For Tara's loved ones, her pain is impossible to understand from the outside. Her mother (Frances Barber) reassures her that it's a phase—postpartum depression, perhaps—and reminds her that she's “got it made.” But for us, her pain is impossible not to understand, such is the way that Savage lets us into Tara's days. It's in the routine ritual of a supermarket trip, of bags being loaded into cars. And it's in the clamor of the school run, and the taming of unruly children. The enervating procession of days, all the same, stretches out far in front of her. Her desperation is captured beautifully in shots of an ornamental heart with a hollow middle hanging in a window, white clouds wafting through it, and a thick shag carpet, its nap entangled with Lego bricks.
A day trip to London takes Tara to the Southbank Book Market, where she buys a volume on The Lady and the Unicorn. The ineffable quality of the six tapestries, woven in Flanders in the early 1500s by unknown artisans, is a salve to her soul-sickness. Arterton, with put-upon softness and poise, stunningly articulates her character's sadness and blooming passion—from the way Tara shuffles through her home, stalled in her skin, to the way a small smile flutters across her face, breaking through the gloom. It's a relief just to see her out in the light and space of the world, to see parallax shots of the sun pricking through a tree line as a train spirits her away.

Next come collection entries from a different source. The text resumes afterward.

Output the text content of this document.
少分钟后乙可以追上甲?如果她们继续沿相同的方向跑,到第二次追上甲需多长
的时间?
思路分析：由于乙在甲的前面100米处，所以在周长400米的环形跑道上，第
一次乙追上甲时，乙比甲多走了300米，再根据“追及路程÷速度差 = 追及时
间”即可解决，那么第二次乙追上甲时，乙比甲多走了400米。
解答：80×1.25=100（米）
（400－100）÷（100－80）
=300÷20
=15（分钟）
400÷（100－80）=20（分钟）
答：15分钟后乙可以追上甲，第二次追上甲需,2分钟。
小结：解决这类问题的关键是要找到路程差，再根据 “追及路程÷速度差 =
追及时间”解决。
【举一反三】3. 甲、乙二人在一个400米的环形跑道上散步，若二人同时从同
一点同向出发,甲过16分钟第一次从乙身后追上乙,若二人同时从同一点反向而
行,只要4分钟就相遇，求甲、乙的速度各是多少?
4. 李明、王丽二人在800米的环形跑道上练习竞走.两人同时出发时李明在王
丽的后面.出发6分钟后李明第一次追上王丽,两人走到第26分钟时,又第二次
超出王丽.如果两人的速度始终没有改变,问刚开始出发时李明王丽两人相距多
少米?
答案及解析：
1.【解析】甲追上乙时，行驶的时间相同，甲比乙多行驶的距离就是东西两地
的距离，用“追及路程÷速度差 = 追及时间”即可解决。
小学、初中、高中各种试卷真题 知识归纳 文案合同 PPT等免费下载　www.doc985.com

It deals with a very ordinary emergency with deftness of touch, and the power of a singular performance.
Tara weathers her husband's condescension to her newfound enthusiasm with crushing sadness. Mark isn't a villainous figure, but he goes about with stifling clumsiness, and a hopeless lack of emotional intelligence. “I just need you to tell me what to do,” he says, following a heated fight in the kitchen. After another such moment, where he snaps at her for spilling a drink, The Escape is never the same. Striding from the kitchen to the bedroom, filling a bag, and walking out the front door, Tara leaves for Paris. The tonal shift is one that's true to the film's title, and, for a time, it's a joy. Gone are the laminate toy-strewn floors, the dreariness of the school classroom, the supermarket parking lot. It feels as if Tara has emerged from a sensory deprivation tank.
Wandering the streets of Paris, Tara slips into a dreamy fugue state, giving a fake name and turning her phone off. The people, the noise of traffic, the sound of leaves in the wind—all accompanied by the plangent piano of Anthony John's score—become antidotes for the depredation of her spirit. As the narrative thread keeps unspooling, a dangling sense of foreboding is cast over the film. Scenes of hopeful brightness are punctured with apprehension. In one claustrophobic close up, we feel Tara's nerves turn nitric as she listens to a series of anxious voicemails from home. We know that she must return home, must reconcile and rework her life, and yet she continues drifting. And it's here that The Escape begins to feel rudderless, uncertain of its destination, as if Tara has escaped the careful confines of Savage's screenplay, so specific and focused in its first half, and almost adrift in the second.
The Escape's resolution is as enigmatic as it is sparse. Savage elides the catharsis of reconciliation, the stress of inevitable confrontation. He shows us something else, something liberating and confounding. This is a film steeped in the angst of the mundane. It deals with a very ordinary emergency with deftness of touch, and the power of a singular performance. Whether or not it deals with it responsibly might scratch away at you in the days that follow.